The past decade has seen several cases of injury and death due to the maladministration of non-IV fluids. Enteral feeding equipment fitted with universal luer connectors has allowed clinicians to inject enteral medication into parenteral lines inadvertently. In response to these incidents the NHS in UK and the US Institute for Safe Medication Practice have collaborated with the Joint Commission in recommending the use of specialty syringes for all oral / enteral medication. In order to further encourage non-compatibility with hypodermic needles or needle-free IV access ports, a new standard, BS EN 15546-1:2008 was issued in June 2008 to specify the use of a non-luer tip for oral / enteral medication. Enteralok was designed to comply with this standard and prevent maladministration.

NPSA Recommendations

In response to this the National Patient Safety Agency has issued guidelines on the use of Syringes for enteral feeding:

 • An appropriate oral/enteral syringe should be used to measure oral liquid medicine if a medicine spoon or graduated measure cannot be used.

• Only use well-labelled oral/enteral syringes that do not allow connection to intravenous catheters or ports.

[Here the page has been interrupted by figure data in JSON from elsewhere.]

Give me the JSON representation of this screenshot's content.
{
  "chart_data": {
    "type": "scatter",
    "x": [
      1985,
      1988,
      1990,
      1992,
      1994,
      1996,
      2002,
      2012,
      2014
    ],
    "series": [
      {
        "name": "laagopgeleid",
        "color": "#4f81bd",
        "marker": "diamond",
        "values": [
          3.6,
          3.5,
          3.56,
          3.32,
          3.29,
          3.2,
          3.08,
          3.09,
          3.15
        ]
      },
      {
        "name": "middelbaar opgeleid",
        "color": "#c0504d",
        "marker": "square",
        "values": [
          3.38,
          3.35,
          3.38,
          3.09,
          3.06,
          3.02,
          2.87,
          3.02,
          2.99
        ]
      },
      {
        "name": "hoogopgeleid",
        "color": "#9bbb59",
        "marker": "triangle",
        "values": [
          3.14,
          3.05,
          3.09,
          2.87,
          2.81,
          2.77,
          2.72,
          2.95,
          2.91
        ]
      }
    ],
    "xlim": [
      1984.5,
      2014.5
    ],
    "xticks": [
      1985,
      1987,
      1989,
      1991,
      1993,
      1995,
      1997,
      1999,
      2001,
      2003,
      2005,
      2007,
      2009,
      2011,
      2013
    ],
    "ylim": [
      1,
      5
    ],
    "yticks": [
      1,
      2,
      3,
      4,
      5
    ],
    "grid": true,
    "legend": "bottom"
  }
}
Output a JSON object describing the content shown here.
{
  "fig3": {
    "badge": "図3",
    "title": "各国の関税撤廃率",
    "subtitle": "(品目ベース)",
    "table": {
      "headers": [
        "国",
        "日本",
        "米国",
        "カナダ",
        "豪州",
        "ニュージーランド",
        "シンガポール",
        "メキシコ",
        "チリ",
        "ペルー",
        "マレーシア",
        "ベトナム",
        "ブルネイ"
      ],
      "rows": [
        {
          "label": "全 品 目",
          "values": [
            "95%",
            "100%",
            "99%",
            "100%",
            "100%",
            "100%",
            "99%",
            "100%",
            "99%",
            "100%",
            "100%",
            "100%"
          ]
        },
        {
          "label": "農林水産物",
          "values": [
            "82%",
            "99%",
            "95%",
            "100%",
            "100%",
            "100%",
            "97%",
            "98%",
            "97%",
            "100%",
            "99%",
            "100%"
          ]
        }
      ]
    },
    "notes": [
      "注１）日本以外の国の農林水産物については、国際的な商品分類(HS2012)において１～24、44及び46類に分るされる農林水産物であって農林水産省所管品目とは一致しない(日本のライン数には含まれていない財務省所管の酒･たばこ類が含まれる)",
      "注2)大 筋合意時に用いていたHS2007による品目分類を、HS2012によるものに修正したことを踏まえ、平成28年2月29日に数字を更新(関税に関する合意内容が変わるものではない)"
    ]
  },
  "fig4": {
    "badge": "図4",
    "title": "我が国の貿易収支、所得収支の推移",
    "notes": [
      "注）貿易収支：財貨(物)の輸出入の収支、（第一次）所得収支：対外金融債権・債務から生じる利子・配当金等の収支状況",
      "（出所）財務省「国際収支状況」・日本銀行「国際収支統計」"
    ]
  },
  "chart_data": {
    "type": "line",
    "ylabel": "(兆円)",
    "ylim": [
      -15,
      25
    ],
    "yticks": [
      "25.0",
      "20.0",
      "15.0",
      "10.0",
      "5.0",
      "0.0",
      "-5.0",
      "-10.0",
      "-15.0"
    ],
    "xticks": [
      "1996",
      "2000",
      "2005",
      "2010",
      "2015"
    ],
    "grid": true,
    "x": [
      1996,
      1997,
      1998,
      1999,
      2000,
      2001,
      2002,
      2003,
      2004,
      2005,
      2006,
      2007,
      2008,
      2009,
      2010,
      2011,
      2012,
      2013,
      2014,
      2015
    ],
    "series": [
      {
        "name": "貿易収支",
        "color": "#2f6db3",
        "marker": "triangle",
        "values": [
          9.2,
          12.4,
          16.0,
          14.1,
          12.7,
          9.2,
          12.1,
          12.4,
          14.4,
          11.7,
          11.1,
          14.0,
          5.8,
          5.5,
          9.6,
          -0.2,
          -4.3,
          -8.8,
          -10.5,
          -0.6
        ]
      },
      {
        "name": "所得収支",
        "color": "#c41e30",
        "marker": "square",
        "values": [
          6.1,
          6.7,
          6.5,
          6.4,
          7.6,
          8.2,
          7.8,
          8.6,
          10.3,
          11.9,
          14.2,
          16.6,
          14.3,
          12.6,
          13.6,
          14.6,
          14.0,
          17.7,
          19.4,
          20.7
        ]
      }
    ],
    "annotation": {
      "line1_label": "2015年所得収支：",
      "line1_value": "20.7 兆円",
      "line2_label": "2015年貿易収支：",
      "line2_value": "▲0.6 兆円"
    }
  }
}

• Enteral feeding systems should not contain ports that allow connection to intravenous syringes.

• Three-way taps and syringe tip adapters should not be used in enteral feeding systems as they allow connection design safeguards to be bypassed.

• Catheter tip syringes are commonly used in practice to measure and administer large volumes of medicines and feeds. These syringes are not sufficiently accurate to measure or administer small volumes of these medicines.